I’ve gotten e-mails from multiple e-mail groups, listserves, and organizations about Benlysta. Other lupus bloggers are posting about it. Clearly there is buzz about this new drug, but I’m just not feeling it.
Maybe some of you are thinking, this is just her depression talking. Or this is her sullen personality showing itself once again.
No, actually, this is me being realistic.
Recently, I got a very fancy envelope in the mail from the rheumatology clinic. I wondered what it was, and was a little more than surprised to see staring at me a flyer for a lupus walk.
I wanted to scan the flyer in to share here, but I refuse to advertise. And I don’t appreciate having things rubbed (or thrown) in my face. This whole “direct-to-consumer” marketing has gotten a little out of hand. Don’t tell me what kind of patient I’m supposed to be…
As I’ve read some of the things that doctors are saying about Benlysta, I’m not very encouraged. It sort of reminds me of how, in 1985, right after pituitary-derived growth hormone was taken off the market because people were dying, Genentech was conveniently prepared six months later to unveil a synthetic version (and I’m not sure that has been any better, for other reasons not to be explicated here).
I think doctors, pharmaceutical companies, everyone is feeling the drain that there hasn’t been a new drug explicitly to treat lupus in over 50 years. Is this fortuitous timing? I think so. Could this be the cure? Maybe, but I think not.
I’m particularly skeptical when the company running the study of the drug refuses to release drop-out rates, and there are no negative side-effects/ incidents being reported in the news.
I think drug companies are crafty. They know how to find potential markets and exploit them. Human Genome Sciences stock soaring 277% after the news about the efficacy of drug was released is a case in point (washingtonpost.com).

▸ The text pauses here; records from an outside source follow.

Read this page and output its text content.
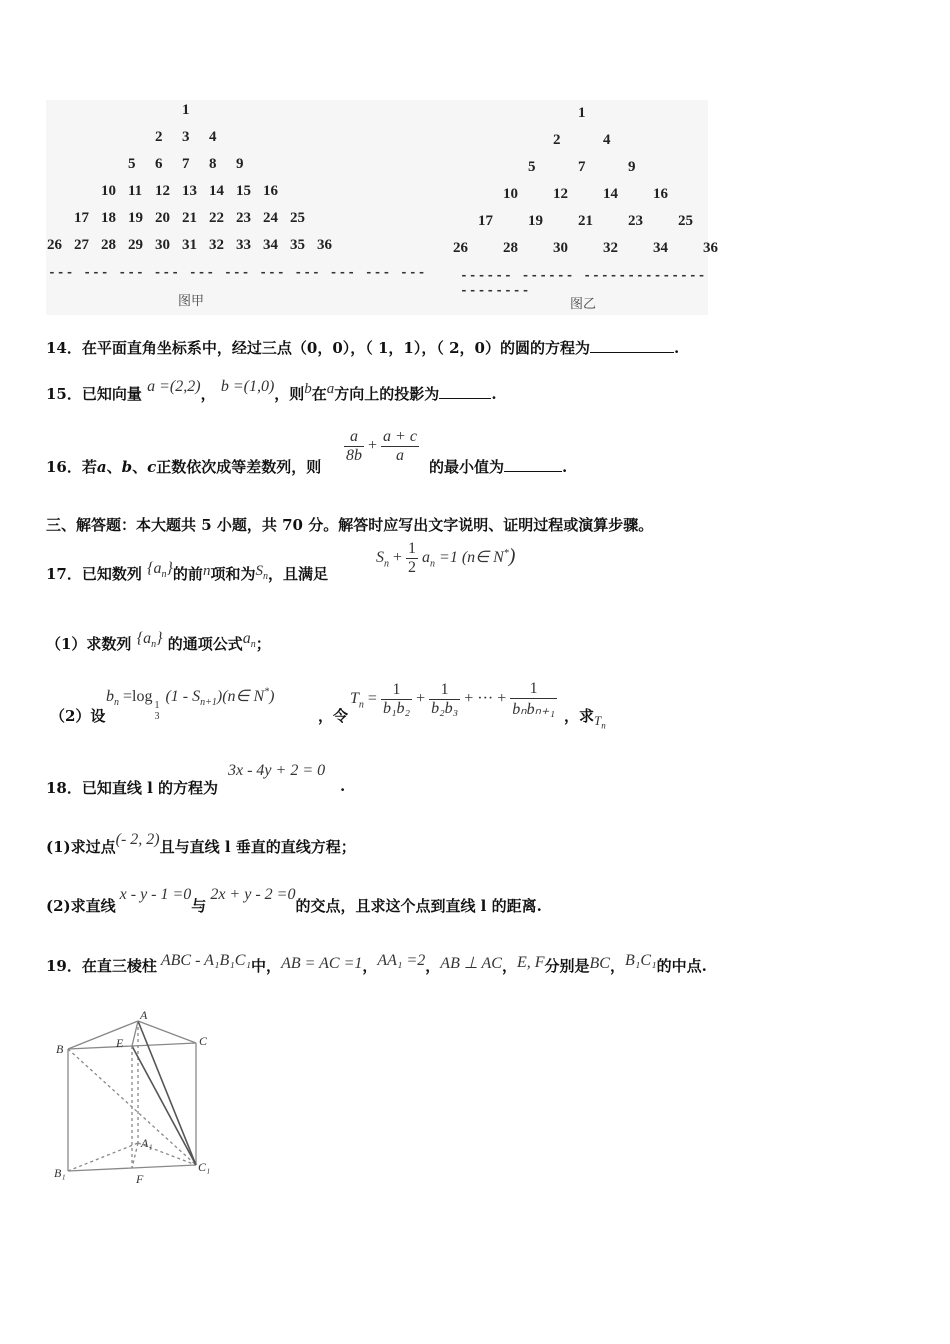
1
2 3 4
5 6 7 8 9
10 11 12 13 14 15 16
17 18 19 20 21 22 23 24 25
26 27 28 29 30 31 32 33 34 35 36
1
2	4
5	7	9
10 12 14 16
17 19 21 23 25
26 28 30 32 34 36
--- --- --- --- --- --- --- --- --- --- ---	------ ------ ----------------------
图甲	图乙
14．在平面直角坐标系中，经过三点（0，0），（ 1，1），（ 2，0）的圆的方程为	.
15．已知向量 a =(2,2)， b =(1,0)，则b在a方向上的投影为	.
16．若a、b、c正数依次成等差数列，则
$\frac{a}{8b} + \frac{a + c}{a}$
的最小值为	.
三、解答题：本大题共 5 小题，共 70 分。解答时应写出文字说明、证明过程或演算步骤。
17．已知数列 $\{a_n\}$的前n项和为$S_n$，且满足
$S_n + \frac{1}{2} a_n =1$ (n∈ N*)
（1）求数列 $\{a_n\}$ 的通项公式$a_n$；
（2）设
$b_n =\log$
1
3
$(1 - S_{n+1})(n\in$ N*)
，令
$T_n = \frac{1}{\text{b₁b₂}} + \frac{1}{\text{b₂b₃}}$ + ··· + $\frac{1}{\text{bₙbₙ₊₁}}$ ，求$T_n$
18．已知直线 l 的方程为
3x - 4y + 2 = 0
.
(1)求过点(- 2, 2)且与直线 l 垂直的直线方程；
(2)求直线x - y - 1 =0与2x + y - 2 =0的交点，且求这个点到直线 l 的距离.
19．在直三棱柱 ABC - A₁B₁C₁中，AB = AC =1，AA₁ =2，AB ⊥ AC，E, F分别是BC，B₁C₁的中点.
A
B
C
E
A₁
B₁	C₁
F
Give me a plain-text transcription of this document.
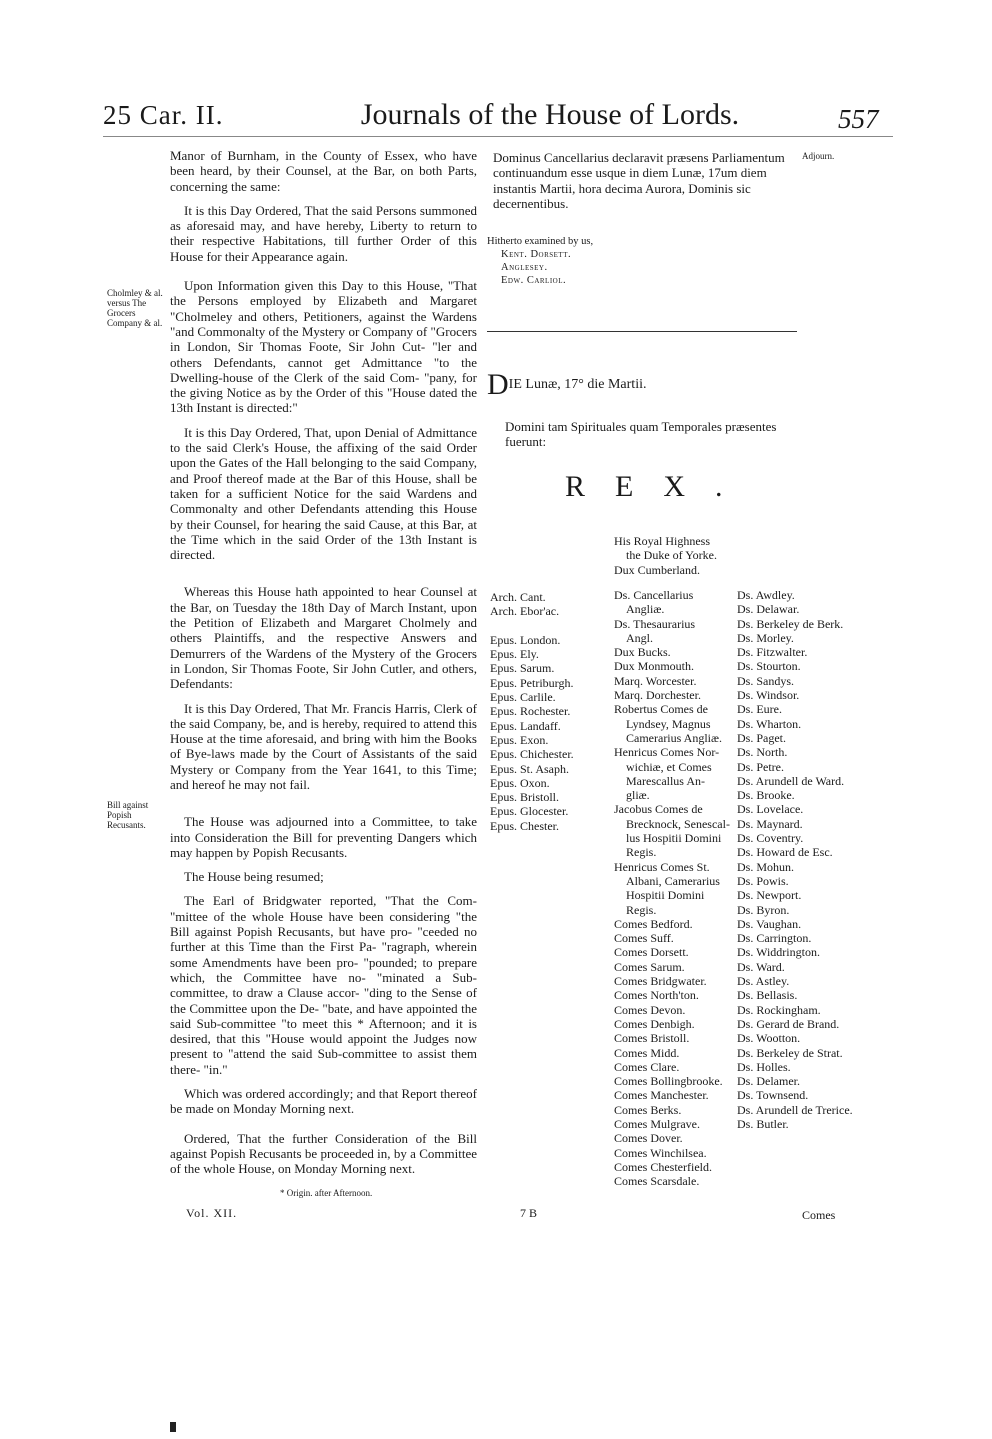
25 Car. II.	Journals of the House of Lords.	557

Manor of Burnham, in the County of Essex, who have been heard, by their Counsel, at the Bar, on both Parts, concerning the same:

It is this Day Ordered, That the said Persons summoned as aforesaid may, and have hereby, Liberty to return to their respective Habitations, till further Order of this House for their Appearance again.

Upon Information given this Day to this House, "That the Persons employed by Elizabeth and Margaret "Cholmeley and others, Petitioners, against the Wardens "and Commonalty of the Mystery or Company of "Grocers in London, Sir Thomas Foote, Sir John Cut- "ler and others Defendants, cannot get Admittance "to the Dwelling-house of the Clerk of the said Com- "pany, for the giving Notice as by the Order of this "House dated the 13th Instant is directed:"

It is this Day Ordered, That, upon Denial of Admittance to the said Clerk's House, the affixing of the said Order upon the Gates of the Hall belonging to the said Company, and Proof thereof made at the Bar of this House, shall be taken for a sufficient Notice for the said Wardens and Commonalty and other Defendants attending this House by their Counsel, for hearing the said Cause, at this Bar, at the Time which in the said Order of the 13th Instant is directed.

Whereas this House hath appointed to hear Counsel at the Bar, on Tuesday the 18th Day of March Instant, upon the Petition of Elizabeth and Margaret Cholmely and others Plaintiffs, and the respective Answers and Demurrers of the Wardens of the Mystery of the Grocers in London, Sir Thomas Foote, Sir John Cutler, and others, Defendants:

It is this Day Ordered, That Mr. Francis Harris, Clerk of the said Company, be, and is hereby, required to attend this House at the time aforesaid, and bring with him the Books of Bye-laws made by the Court of Assistants of the said Mystery or Company from the Year 1641, to this Time; and hereof he may not fail.

The House was adjourned into a Committee, to take into Consideration the Bill for preventing Dangers which may happen by Popish Recusants.

The House being resumed;

The Earl of Bridgwater reported, "That the Com- "mittee of the whole House have been considering "the Bill against Popish Recusants, but have pro- "ceeded no further at this Time than the First Pa- "ragraph, wherein some Amendments have been pro- "pounded; to prepare which, the Committee have no- "minated a Sub-committee, to draw a Clause accor- "ding to the Sense of the Committee upon the De- "bate, and have appointed the said Sub-committee "to meet this * Afternoon; and it is desired, that this "House would appoint the Judges now present to "attend the said Sub-committee to assist them there- "in."

Which was ordered accordingly; and that Report thereof be made on Monday Morning next.

Ordered, That the further Consideration of the Bill against Popish Recusants be proceeded in, by a Committee of the whole House, on Monday Morning next.

Cholmley & al. versus The Grocers Company & al.
Bill against Popish Recusants.
Dominus Cancellarius declaravit præsens Parliamentum continuandum esse usque in diem Lunæ, 17um diem instantis Martii, hora decima Aurora, Dominis sic decernentibus.
Adjourn.
Hitherto examined by us,
Kent. Dorsett.
Anglesey.
Edw. Carliol.
DIE Lunæ, 17° die Martii.
Domini tam Spirituales quam Temporales præsentes fuerunt:
REX.
His Royal Highness
the Duke of Yorke.
Dux Cumberland.
Arch. Cant.
Arch. Ebor'ac.

Epus. London.
Epus. Ely.
Epus. Sarum.
Epus. Petriburgh.
Epus. Carlile.
Epus. Rochester.
Epus. Landaff.
Epus. Exon.
Epus. Chichester.
Epus. St. Asaph.
Epus. Oxon.
Epus. Bristoll.
Epus. Glocester.
Epus. Chester.
Ds. Cancellarius
Angliæ.
Ds. Thesaurarius
Angl.
Dux Bucks.
Dux Monmouth.
Marq. Worcester.
Marq. Dorchester.
Robertus Comes de
Lyndsey, Magnus
Camerarius Angliæ.
Henricus Comes Nor-
wichiæ, et Comes
Marescallus An-
gliæ.
Jacobus Comes de
Brecknock, Senescal-
lus Hospitii Domini
Regis.
Henricus Comes St.
Albani, Camerarius
Hospitii Domini
Regis.
Comes Bedford.
Comes Suff.
Comes Dorsett.
Comes Sarum.
Comes Bridgwater.
Comes North'ton.
Comes Devon.
Comes Denbigh.
Comes Bristoll.
Comes Midd.
Comes Clare.
Comes Bollingbrooke.
Comes Manchester.
Comes Berks.
Comes Mulgrave.
Comes Dover.
Comes Winchilsea.
Comes Chesterfield.
Comes Scarsdale.
Ds. Awdley.
Ds. Delawar.
Ds. Berkeley de Berk.
Ds. Morley.
Ds. Fitzwalter.
Ds. Stourton.
Ds. Sandys.
Ds. Windsor.
Ds. Eure.
Ds. Wharton.
Ds. Paget.
Ds. North.
Ds. Petre.
Ds. Arundell de Ward.
Ds. Brooke.
Ds. Lovelace.
Ds. Maynard.
Ds. Coventry.
Ds. Howard de Esc.
Ds. Mohun.
Ds. Powis.
Ds. Newport.
Ds. Byron.
Ds. Vaughan.
Ds. Carrington.
Ds. Widdrington.
Ds. Ward.
Ds. Astley.
Ds. Bellasis.
Ds. Rockingham.
Ds. Gerard de Brand.
Ds. Wootton.
Ds. Berkeley de Strat.
Ds. Holles.
Ds. Delamer.
Ds. Townsend.
Ds. Arundell de Trerice.
Ds. Butler.
* Origin. after Afternoon.
Vol. XII.	7 B	Comes
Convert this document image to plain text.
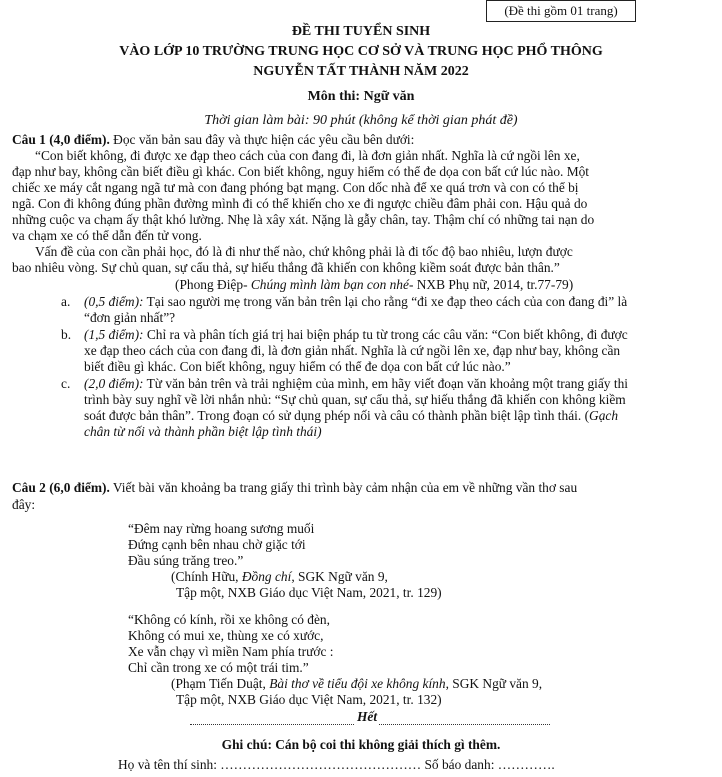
(Đề thi gồm 01 trang)
ĐỀ THI TUYỂN SINH
VÀO LỚP 10 TRƯỜNG TRUNG HỌC CƠ SỞ VÀ TRUNG HỌC PHỔ THÔNG
NGUYỄN TẤT THÀNH NĂM 2022
Môn thi: Ngữ văn
Thời gian làm bài: 90 phút (không kể thời gian phát đề)
Câu 1 (4,0 điểm). Đọc văn bản sau đây và thực hiện các yêu cầu bên dưới:
“Con biết không, đi được xe đạp theo cách của con đang đi, là đơn giản nhất. Nghĩa là cứ ngồi lên xe,
đạp như bay, không cần biết điều gì khác. Con biết không, nguy hiểm có thể đe dọa con bất cứ lúc nào. Một
chiếc xe máy cắt ngang ngã tư mà con đang phóng bạt mạng. Con dốc nhà để xe quá trơn và con có thể bị
ngã. Con đi không đúng phần đường mình đi có thể khiến cho xe đi ngược chiều đâm phải con. Hậu quả do
những cuộc va chạm ấy thật khó lường. Nhẹ là xây xát. Nặng là gẫy chân, tay. Thậm chí có những tai nạn do
va chạm xe có thể dẫn đến tử vong.
Vấn đề của con cần phải học, đó là đi như thế nào, chứ không phải là đi tốc độ bao nhiêu, lượn được
bao nhiêu vòng. Sự chủ quan, sự cẩu thả, sự hiếu thắng đã khiến con không kiềm soát được bản thân.”
(Phong Điệp- Chúng mình làm bạn con nhé- NXB Phụ nữ, 2014, tr.77-79)
a. (0,5 điểm): Tại sao người mẹ trong văn bản trên lại cho rằng “đi xe đạp theo cách của con đang đi” là
“đơn giản nhất”?
b. (1,5 điểm): Chỉ ra và phân tích giá trị hai biện pháp tu từ trong các câu văn: “Con biết không, đi được
xe đạp theo cách của con đang đi, là đơn giản nhất. Nghĩa là cứ ngồi lên xe, đạp như bay, không cần
biết điều gì khác. Con biết không, nguy hiểm có thể đe dọa con bất cứ lúc nào.”
c. (2,0 điểm): Từ văn bản trên và trải nghiệm của mình, em hãy viết đoạn văn khoảng một trang giấy thi
trình bày suy nghĩ về lời nhắn nhủ: “Sự chủ quan, sự cẩu thả, sự hiếu thắng đã khiến con không kiềm
soát được bản thân”. Trong đoạn có sử dụng phép nối và câu có thành phần biệt lập tình thái. (Gạch
chân từ nối và thành phần biệt lập tình thái)
Câu 2 (6,0 điểm). Viết bài văn khoảng ba trang giấy thi trình bày cảm nhận của em về những vần thơ sau
đây:
“Đêm nay rừng hoang sương muối
Đứng cạnh bên nhau chờ giặc tới
Đầu súng trăng treo.”
(Chính Hữu, Đồng chí, SGK Ngữ văn 9,
Tập một, NXB Giáo dục Việt Nam, 2021, tr. 129)
“Không có kính, rồi xe không có đèn,
Không có mui xe, thùng xe có xước,
Xe vẫn chạy vì miền Nam phía trước :
Chỉ cần trong xe có một trái tim.”
(Phạm Tiến Duật, Bài thơ về tiểu đội xe không kính, SGK Ngữ văn 9,
Tập một, NXB Giáo dục Việt Nam, 2021, tr. 132)
Hết
Ghi chú: Cán bộ coi thi không giải thích gì thêm.
Họ và tên thí sinh: ……………………………………… Số báo danh: ………….
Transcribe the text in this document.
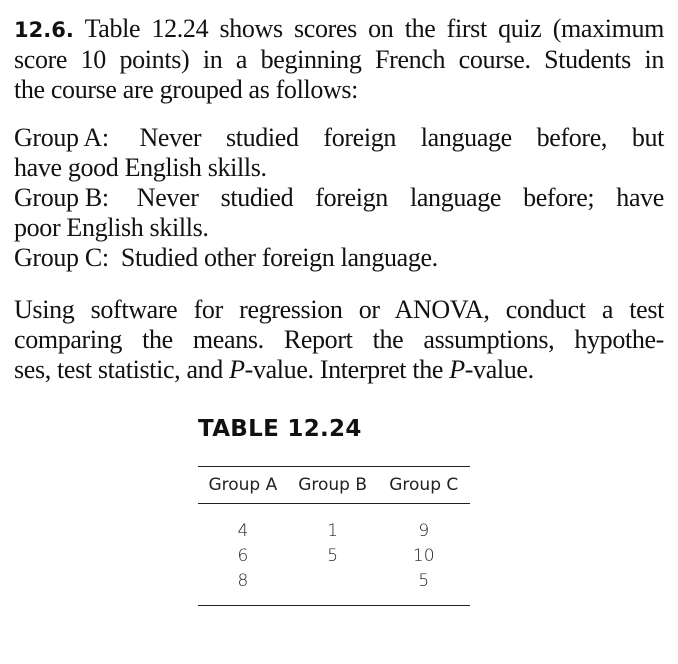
12.6. Table 12.24 shows scores on the first quiz (maximum
score 10 points) in a beginning French course. Students in
the course are grouped as follows:
Group A: Never studied foreign language before, but
have good English skills.
Group B: Never studied foreign language before; have
poor English skills.
Group C: Studied other foreign language.
Using software for regression or ANOVA, conduct a test
comparing the means. Report the assumptions, hypothe-
ses, test statistic, and P-value. Interpret the P-value.
TABLE 12.24
Group A	Group B	Group C

4	1	9
6	5	10
8		5
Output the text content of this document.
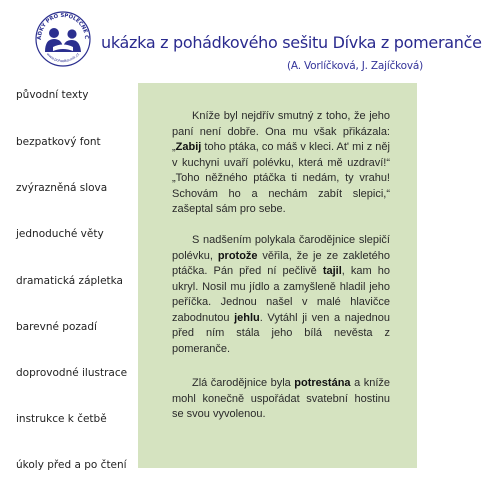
ÁDKY PRO SPOLEČNÉ Č
www.pohadkovnik.cz
ukázka z pohádkového sešitu Dívka z pomeranče
(A. Vorlíčková, J. Zajíčková)
původní texty
bezpatkový font
zvýrazněná slova
jednoduché věty
dramatická zápletka
barevné pozadí
doprovodné ilustrace
instrukce k četbě
úkoly před a po čtení

Kníže byl nejdřív smutný z toho, že jeho paní není dobře. Ona mu však přikázala: „Zabij toho ptáka, co máš v kleci. At' mi z něj v kuchyni uvaří polévku, která mě uzdraví!“ „Toho něžného ptáčka ti nedám, ty vrahu! Schovám ho a nechám zabít slepici,“ zašeptal sám pro sebe.

S nadšením polykala čarodějnice slepičí polévku, protože věřila, že je ze zakletého ptáčka. Pán před ní pečlivě tajil, kam ho ukryl. Nosil mu jídlo a zamyšleně hladil jeho peříčka. Jednou našel v malé hlavičce zabodnutou jehlu. Vytáhl ji ven a najednou před ním stála jeho bílá nevěsta z pomeranče.

Zlá čarodějnice byla potrestána a kníže mohl konečně uspořádat svatební hostinu se svou vyvolenou.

Honestly, at this moment, I feel like this drug is being promoted as a moneymaking scheme for big-pharma, rather than a humanitarian effort on the part of doctors and scientists to actually help patients with an incurable and often debilitating disease.
Lupus patients have been taking drugs with horrendous side-effects for years (read: methotrexate) because we’ve had no other choice. So really, there’s no great marketing reason to create a drug that’s both safe and affective. It kind of makes me feel like these companies think lupus patients are desperate, they’ll take anything. It’s also curious that nearly everything I’ve read has been the exact same thing; copy and pasted from various press releases. The only newsworthy thing about this is that it’s new.
I also find it more than a little ironic that the LFA has a link on their website, “Send Words of Appreciation to those who helped to develop BENLYSTA™ as a treatment for lupus.” You’ve got to be freaking kidding me. The drug hasn’t even gone through the final stages of trial, FDA approval is years away, we clearly haven’t heard the full negative story about this drug, and yet were getting all warm and fuzzy and shit? We’re trying to feed the medical profession’s ego. Again, I have to wonder if this is meant more to help doctors or patients. And when that answer can’t be easily parsed out, we’re in trouble.
The other thing I have to say that I find humorous is that this drug is being touted as a way to get patients off of steroids. Okay, so we all know the horror that is prednisone. But here they are, promoting this new, injectable, safe or not (we don’t know yet) drug. And the best they can offer is don’t take that, take this instead? It’s a classic fake-out, and right now, I’m not buying it.
I guess I’m also a little biased because since I’ve been feeling pretty good recently, I’m of the mind, “If it ain’t broke, don’t fix it.” And I’m sure I’ll get some hate mail about this post, but I think we need not get too ahead of ourselves here. And I don’t know about you all, but I’m not too keen on the idea of donating my body to science just yet.
Obviously I’m as jazzed as the next person with lupus that we now know that scientists are actively studying this disease. But just as people tell you not to marry the first person you meet, I don’t think we should be committing ourselves to the very first drug, either.